New York’s Brookfield Property Partners L.P. plans to acquire the 66 percent it doesn’t already own of General Growth Properties Inc. for $9.25 billion in cash plus stock, the two companies said Tuesday.
Chain Store Age, an online retail business website, estimated the total value of the deal, including stock, is about $15.3 billion.
General Growth, or GGP for short, is based in Chicago and owns Manchester’s Buckland Hills mall and Waterbury’s Brass Mill Center, among other retail properties across the country. It also plans to develop a 700,000-square-foot retail center in Norwalk, known as the SoNo Collection, which it has described as a marketplace that will offer restaurants, exercise and wellness classes, and upscale fashion retailers.

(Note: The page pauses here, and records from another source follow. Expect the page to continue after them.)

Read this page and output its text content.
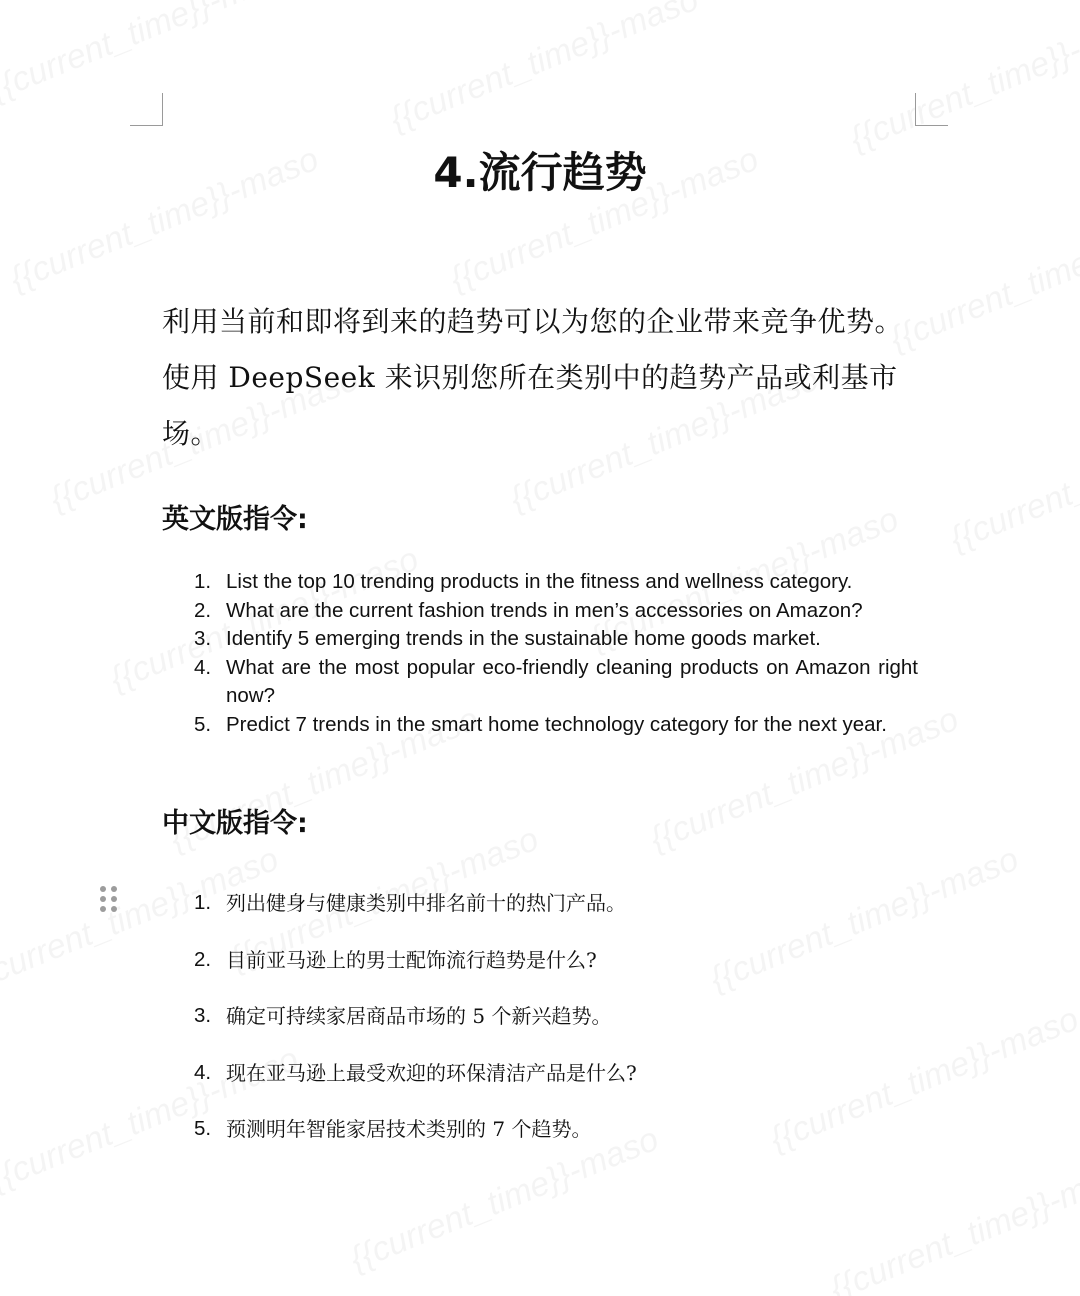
4.流行趋势

利用当前和即将到来的趋势可以为您的企业带来竞争优势。使用 DeepSeek 来识别您所在类别中的趋势产品或利基市场。

英文版指令:
1. List the top 10 trending products in the fitness and wellness category.
2. What are the current fashion trends in men’s accessories on Amazon?
3. Identify 5 emerging trends in the sustainable home goods market.
4. What are the most popular eco-friendly cleaning products on Amazon right now?
5. Predict 7 trends in the smart home technology category for the next year.
中文版指令:
1. 列出健身与健康类别中排名前十的热门产品。
2. 目前亚马逊上的男士配饰流行趋势是什么?
3. 确定可持续家居商品市场的 5 个新兴趋势。
4. 现在亚马逊上最受欢迎的环保清洁产品是什么?
5. 预测明年智能家居技术类别的 7 个趋势。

GGP bills itself as the second-largest retail property owner in the country, after Simon Property Group, based in Indiana.
The acquisition deal comes four months after General Growth rejected an initial $7.4 billion offer from Brookfield, which already owns 34 percent of GGP.

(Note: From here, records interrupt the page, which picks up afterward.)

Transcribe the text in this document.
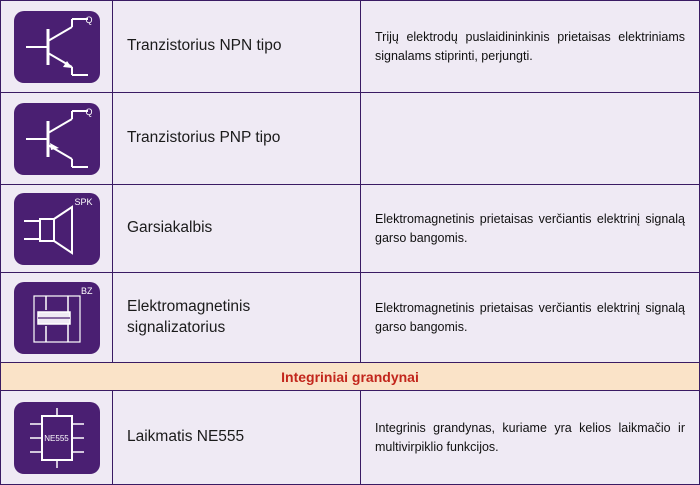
Q
Tranzistorius NPN tipo
Trijų elektrodų puslaidininkinis prietaisas elektriniams signalams stiprinti, perjungti.
Q
Tranzistorius PNP tipo
SPK
Garsiakalbis
Elektromagnetinis prietaisas verčiantis elektrinį signalą garso bangomis.
BZ
Elektromagnetinis signalizatorius
Elektromagnetinis prietaisas verčiantis elektrinį signalą garso bangomis.
Integriniai grandynai
NE555	Laikmatis NE555
Integrinis grandynas, kuriame yra kelios laikmačio ir multivirpiklio funkcijos.
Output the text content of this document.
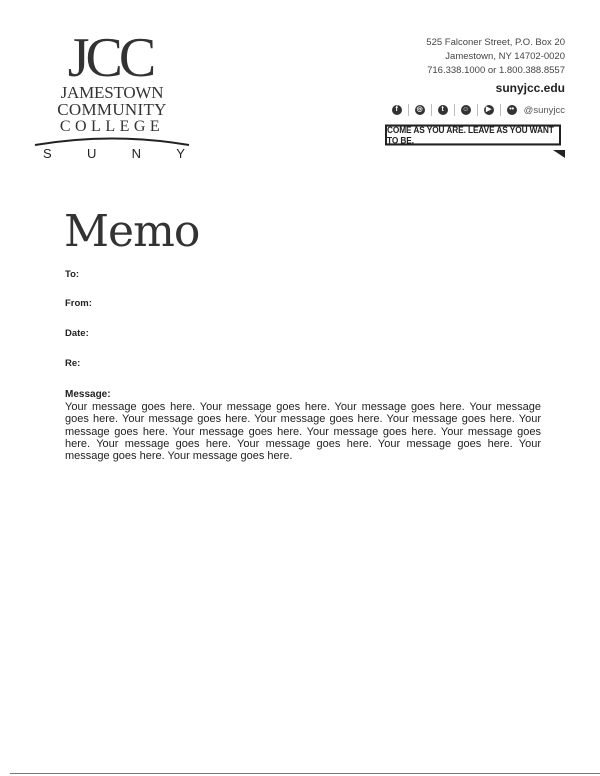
JCC
JAMESTOWN
COMMUNITY
COLLEGE
S	U	N	Y
525 Falconer Street, P.O. Box 20
Jamestown, NY 14702-0020
716.338.1000 or 1.800.388.8557
sunyjcc.edu
f	◎	t	☺	▶	•• @sunyjcc
COME AS YOU ARE. LEAVE AS YOU WANT TO BE.
Memo
To:
From:
Date:
Re:
Message:
Your message goes here. Your message goes here. Your message goes here. Your message goes here. Your message goes here. Your message goes here. Your message goes here. Your message goes here. Your message goes here. Your message goes here. Your message goes here. Your message goes here. Your message goes here. Your message goes here. Your message goes here. Your message goes here.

The deal is subject to the approval of GGP shareholders representing a majority of the outstanding GGP common stock not owned by Brookfield. The acquisition is expected to close early in the third quarter of 2018, Brookfield CEO Brian Kingston said in comments accompanying the acquisition announcement.
“We are pleased to have reached an agreement and are excited about combining Brookfield’s access to large-scale capital and deep operating expertise across multiple real estate sectors with GGP’s portfolio of irreplaceable retail assets,” Kingston said.
Daniel Hurwitz, GGP’s lead director and chairman of its special committee negotiating with Brookfield, said that the improved proposal provides GGP shareholders with “upside potential through ownership in a globally diversified real estate company.”
With an ownership interest in roughly $90 billion in total assets and annual net operating income of more than $4 billion, the combined company will be “one of the world’s largest commercial real estate enterprises,” Kingston added.
Under terms of the deal, GGP shareholders will be entitled to choose to receive, for each GGP common share, either $23.50 in cash or one share of Brookfield stock.
Following completion of the transaction, GGP shareholders will own about 26 percent of the combined company, with Brookfield shareholders owning the controlling interest.
A GGP official did not immediately reply Tuesday to a request for comment on the likely effect of the deal on its Connecticut malls.
Brookfield Property owns a portfolio of office and retail properties, as well as multifamily, industrial, self-storage, student housing and other assets.